A second, adjacent concrete portion may then be poured or formed over the grout strip 16 and slurry 18 treated surface 12 to complete the installation of the waterstop joint. Optionally, only the grout strip 16 or the slurry 18 may be used, or additional grout strips or slurries may be used.
FIG. 3 shows an exemplary cross-section of a portion of a concrete slab 20 interposed between two concrete walls 22 and 24 creating two wall-to-slab joints 26 and 28 where the walls meet the slab. Viewed from a first aspect, FIG. 3 illustrates two horizontal joints 26 and 28 viewed from the side where the slab 20 represents a horizontal slab and wall 22 and 24 represents lower and and upper walls, respectively. Here, the concrete sections are placed in sequence 22, 20, 24. To create wall-to-slab joint 26, the joint area of lower wall 22 is preferably brought to a SSD condition. A grout strip 30 is applied to the joint area of lower wall 22. The grout strip 30 and joint area of lower wall 22 are then covered with slurry 34 and slab 20 is poured over the grout strip 30 and slurry 34. To create wall-to-slab joint 28, the joint area of slab 20 is preferably brought to a SSD condition. A grout strip 36 is applied to the joint area of slab 20. The grout strip 36 and joint area of slab 20 are then covered with slurry 38 and upper wall 24 is poured over the grout strip 36 and slurry 38.
Alternatively, viewed from a second aspect, FIG. 3 illustrates two vertical joints 26 and 28 viewed from above where the slab 20 now represents a vertical wall and wall 22 and 24 represents left and and right walls, respectively. Here, the concrete sections are placed in sequence 24, 20, 22. To create wall-to-wall joint 28, the joint area of right wall 24 is preferably brought to a SSD condition. A grout strip 36 is applied to the joint area of right wall 24. The grout strip 36 and joint area of right wall 24 are then covered with slurry 38 and vertical wall 20 is poured over the grout strip 36 and slurry 38. To create wall-to-wall joint 26, the joint area of vertical wall 20 is preferably brought to a SSD condition. A grout strip 30 is applied to the joint area of vertical wall 20. The grout strip 30 and joint area of vertical wall 20 are then covered with slurry 34 and left wall 22 is poured over the grout strip 30 and slurry 34. As those skilled in the art will appreciate, a keyway created in the concrete wall sections will ease construction of the joints.
It is believed that the disclosure set forth above encompasses multiple distinct embodiments and methods with independent utility. While each of these embodiments and methods may have been disclosed in a preferred form, the specific embodiments and methods as disclosed and illustrated herein are not to be considered in a limiting sense as numerous variations are possible. The subject matter of the embodiments and methods includes all novel and non-obvious combinations and subcombinations of the various elements, features, steps, functions and/or properties disclosed herein.

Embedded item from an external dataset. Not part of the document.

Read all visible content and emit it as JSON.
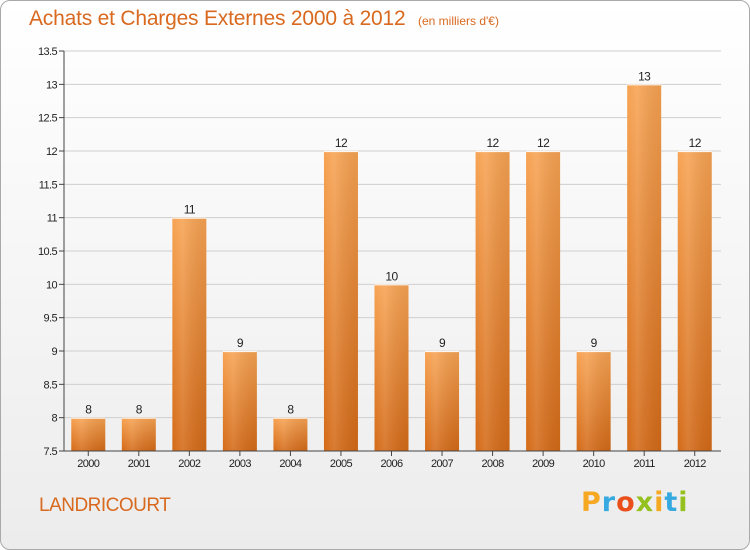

Inventions embodied in various combinations and subcombinations of features, functions, elements, and/or properties may be claimed through presentation of claims in a related application. Such claims, whether they are directed to embodiments or methods different from those disclosed herein or directed to the same, whether different, broader, narrower or equal in scope to the described embodiments and methods, are also regarded as included within the subject matter of the present disclosure.